È da mesi che i paesi membri stanno negoziando soluzioni comuni per far fronte ai rincari del gas, ma le diverse sensibilità sulla politica energetica non consentono di arrivare a un accordo. Il piano della Commissione europea contiene meccanismi di acquisti comuni di gas, così da sfruttare una maggiore capacità negoziale per ottenere prezzi più bassi, di solidarietà nelle forniture, nel caso in cui alcuni stati membri si trovino a far fronte a un’improvvisa mancanza della materia prima, e infine un nuovo meccanismo per la determinazione del prezzo del gas. Non si tratta di un tetto al prezzo del gas, il cosiddetto price cap su cui si discute da mesi senza trovare un accordo. Il provvedimento, che riprende molte idee già discusse dai capi di stato e di governo al Consiglio europeo informale di Praga, sarà poi discusso a livello politico durante il Consiglio europeo.
Il progetto prevede l’introduzione di un nuovo meccanismo di riferimento per stabilire il prezzo del gas, diverso dal prezzo che si definisce sul Title Transfer Facility (TTF), il mercato energetico di Amsterdam, che in questi mesi ha mostrato molti problemi. Ci lavorerà l’ACER, l’Agenzia europea per la cooperazione fra i regolatori nazionali dell’energia, che consegnerà un modello entro marzo 2023. Nel frattempo la Commissione suggerisce di affrontare l’emergenza con un limite al prezzo dinamico, una misura temporanea e di ultima istanza, da attivare se i prezzi dovessero andare di nuovo fuori controllo.
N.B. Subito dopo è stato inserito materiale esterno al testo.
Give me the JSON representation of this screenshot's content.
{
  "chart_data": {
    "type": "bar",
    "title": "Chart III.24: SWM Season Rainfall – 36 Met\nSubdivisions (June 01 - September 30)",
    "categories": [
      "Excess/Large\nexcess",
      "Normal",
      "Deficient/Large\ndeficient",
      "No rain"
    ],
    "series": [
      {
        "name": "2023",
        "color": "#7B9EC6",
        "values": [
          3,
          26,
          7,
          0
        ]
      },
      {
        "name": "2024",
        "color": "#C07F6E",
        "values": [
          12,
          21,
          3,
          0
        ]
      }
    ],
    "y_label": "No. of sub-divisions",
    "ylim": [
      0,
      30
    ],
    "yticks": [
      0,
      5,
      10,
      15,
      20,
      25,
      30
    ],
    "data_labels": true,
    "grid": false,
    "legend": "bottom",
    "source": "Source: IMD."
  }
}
La linea Draghi non è passata. Primo perché l’Italia avrebbe voluto un tetto generalizzato mentre il price cap temporaneo della Commissione Ue non è riferito a tutto il gas utilizzato per la produzione di elettricità ma solo a quello proveniente da singoli Paesi. La proposta del tetto al prezzo del gas «dinamico», nella versione italica, avrebbe dovuto prevedere un valore di riferimento calcolato usando parametri esterni, come il prezzo del greggio e del carbone o i prezzi del gas nel Nordamerica e in Asia, e permettere fluttuazioni, nella misura per esempio del 5%, verso l’alto o verso il basso, rispetto al valore centrale. Al momento, però, non c’è l’indicazione né del valore di riferimento né dell’oscillazione tollerata.
Non solo. Ci saranno acquisti comuni di gas ma non li farà la Commissione Ue, come è avvenuto per i vaccini anti-Covid, e neanche gli Stati membri. Saranno le compagnie energetiche a doversi mettere d’accordo. Saranno loro a decidere se e quanto gas acquistare, se stipulare i contratti singolarmente o collettivamente, se sarà meglio creare un solo consorzio o più consorzi. Le stesse società avevano la priorità di riempire le scorte a tutti i costi, cosa che ha prodotto un aumento dei prezzi, perché gli acquirenti europei si sono messi in competizione tra loro.
Il premier uscente Draghi insiste da mesi con una posizione negoziale che si è rivelata, se non perdente, inefficace o quantomeno frustrante al netto dell’essere difficilmente realizzabile dal punto di vista del mercato. Al tempo stesso, in questo vertice europeo il governo Draghi sta prendendo degli impegni in termini di razionamento che ricadranno però su chi sta per arrivare a Palazzo Chigi. Come gestirà la Meloni la pesante eredità lasciata da chi l’ha preceduta? La strategia dichiarata di recente dalla leader di Fdi era quella di disaccoppiare il prezzo della luce e del gas, imporre un tetto al costo in bolletta, cercare di fissare un prezzo europeo, incentivare le riconversioni. Ma non sarà facile ripartire da una base negoziale così incrinata e per giunta di fronte a un’Europa sempre più indecisa e divisa.